Following on from his proposed national 30 day breach notification law, President Barack Obama has also announced new cyber security legislative proposal.
The President has unveiled the next steps in his plan to defend the nation’s systems, including a new legislative proposal, building on work done in Congress, solving the challenges of information sharing and including revisions to the 2011 legislative proposal on which Congress has yet to take action.
The administration’s updated proposal promotes better cyber security information sharing between the private sector and Government, and enhances collaboration and information sharing amongst the private sector.
Specifically, the proposal encourages the private sector to share appropriate cyber threat information with the Department of Homeland Security’s National Cyber security and Communications Integration Center (NCCIC), which will then share it in as close to real-time as practicable with relevant federal agencies and with private sector-developed and operated Information Sharing and Analysis Organisations.
The Administration’s proposal would also safeguard Americans’ personal privacy by requiring private entities to comply with certain privacy restrictions such as removing unnecessary personal information and taking measures to protect any personal information that must be shared in order to qualify for liability protection.
Recognising that law enforcement must have appropriate tools to investigate, disrupt and prosecute cyber crime, the administration’s proposal contains provisions that would allow for the prosecution of the sale of botnets, would criminalise the overseas sale of stolen US financial information and would expand federal law enforcement authority to deter the sale of spyware used to stalk or commit ID theft, and would give courts the authority to shut down botnets engaged in distributed denial of service attacks and other criminal activity.

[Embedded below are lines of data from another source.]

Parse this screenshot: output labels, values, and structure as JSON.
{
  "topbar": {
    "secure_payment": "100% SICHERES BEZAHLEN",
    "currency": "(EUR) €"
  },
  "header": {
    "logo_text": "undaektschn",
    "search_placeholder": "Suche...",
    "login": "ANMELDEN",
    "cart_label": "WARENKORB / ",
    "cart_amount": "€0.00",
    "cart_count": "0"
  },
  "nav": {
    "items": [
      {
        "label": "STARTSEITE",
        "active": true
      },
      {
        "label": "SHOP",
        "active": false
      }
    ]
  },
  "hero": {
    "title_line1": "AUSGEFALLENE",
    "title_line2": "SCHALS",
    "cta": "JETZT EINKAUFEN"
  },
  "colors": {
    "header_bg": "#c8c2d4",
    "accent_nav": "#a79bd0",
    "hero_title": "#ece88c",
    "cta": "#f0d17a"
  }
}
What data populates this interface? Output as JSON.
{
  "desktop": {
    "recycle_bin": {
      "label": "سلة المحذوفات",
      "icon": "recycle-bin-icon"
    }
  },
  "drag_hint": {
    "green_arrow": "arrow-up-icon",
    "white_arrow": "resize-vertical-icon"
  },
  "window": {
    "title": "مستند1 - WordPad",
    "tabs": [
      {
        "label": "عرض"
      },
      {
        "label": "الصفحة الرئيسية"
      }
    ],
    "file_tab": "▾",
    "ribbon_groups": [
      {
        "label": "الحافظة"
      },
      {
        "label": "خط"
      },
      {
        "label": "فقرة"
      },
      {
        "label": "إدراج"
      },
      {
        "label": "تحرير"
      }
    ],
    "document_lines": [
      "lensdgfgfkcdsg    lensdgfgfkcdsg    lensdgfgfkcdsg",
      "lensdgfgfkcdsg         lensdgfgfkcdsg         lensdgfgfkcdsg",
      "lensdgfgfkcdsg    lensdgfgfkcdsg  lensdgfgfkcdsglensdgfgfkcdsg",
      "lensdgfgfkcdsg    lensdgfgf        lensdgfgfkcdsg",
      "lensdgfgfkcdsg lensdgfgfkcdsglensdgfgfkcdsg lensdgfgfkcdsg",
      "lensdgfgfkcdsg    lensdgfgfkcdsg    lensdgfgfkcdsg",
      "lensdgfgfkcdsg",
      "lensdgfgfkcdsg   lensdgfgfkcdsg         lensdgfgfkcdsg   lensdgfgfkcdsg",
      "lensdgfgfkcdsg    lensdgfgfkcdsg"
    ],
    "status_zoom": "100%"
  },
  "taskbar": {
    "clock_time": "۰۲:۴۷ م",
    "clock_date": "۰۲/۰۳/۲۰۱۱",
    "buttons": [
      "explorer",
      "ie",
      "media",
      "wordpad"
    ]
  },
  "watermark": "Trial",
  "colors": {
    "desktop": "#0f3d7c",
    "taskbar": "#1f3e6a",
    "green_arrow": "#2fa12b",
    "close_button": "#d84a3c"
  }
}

The proposal also modernises the Computer Fraud and Abuse Act by ensuring that “insignificant conduct” does not fall within the scope of the statute, while making clear that it can be used to prosecute insiders who abuse their ability to access information to use it for their own purposes.
Other efforts include a White House Summit on Cyber Security and Consumer Protection on February 13th to bring together major stakeholders on cyber security and consumer financial protection issues. Also, more grants to Historically Black Colleges will be given for cyber security education.
Eric Chiu, president and co-founder of HyTrust, said: “The recent privacy legislation announced by Obama is a good step towards enabling companies to better share information on security threats and ensure that consumers receive consistent privacy notification.
“However, like any legislation, this won’t change how companies act unless there are real consequences and penalties. Also, with breaches happening more frequently and the damage getting bigger – especially when the primary threat is coming from the inside – this legislation will do little to slow down or stop the real threat.”
Steve Hultquist, chief evangelist at RedSeal, said: “The President has increased the focus on cyber security, through a combination of visibility and modernisation of laws to take into account the current understanding of cy
ber crime. This combination underscores the inexorably growing threat of cyber attack, including theft, espionage and sabotage.
“All organisations with networked systems need to deploy such analysis before it’s too late, and the President’s initiatives make clear that the attacks will continue to escalate for the foreseeable future.”
Richard Turner, VP EMEA at FireEye, broadly welcomed the proposals. “Intelligence is a critical component of any proactive security strategy and its distribution can help reduce the number of victims in a given cyber attack,” he said.
“However, to be fully effective, information needs to be contributed to and shared by both the public and private sectors. Crucially, appropriate procedures need to be established for the sharing of intelligence in order to avoid infiltration by threat actor groups.”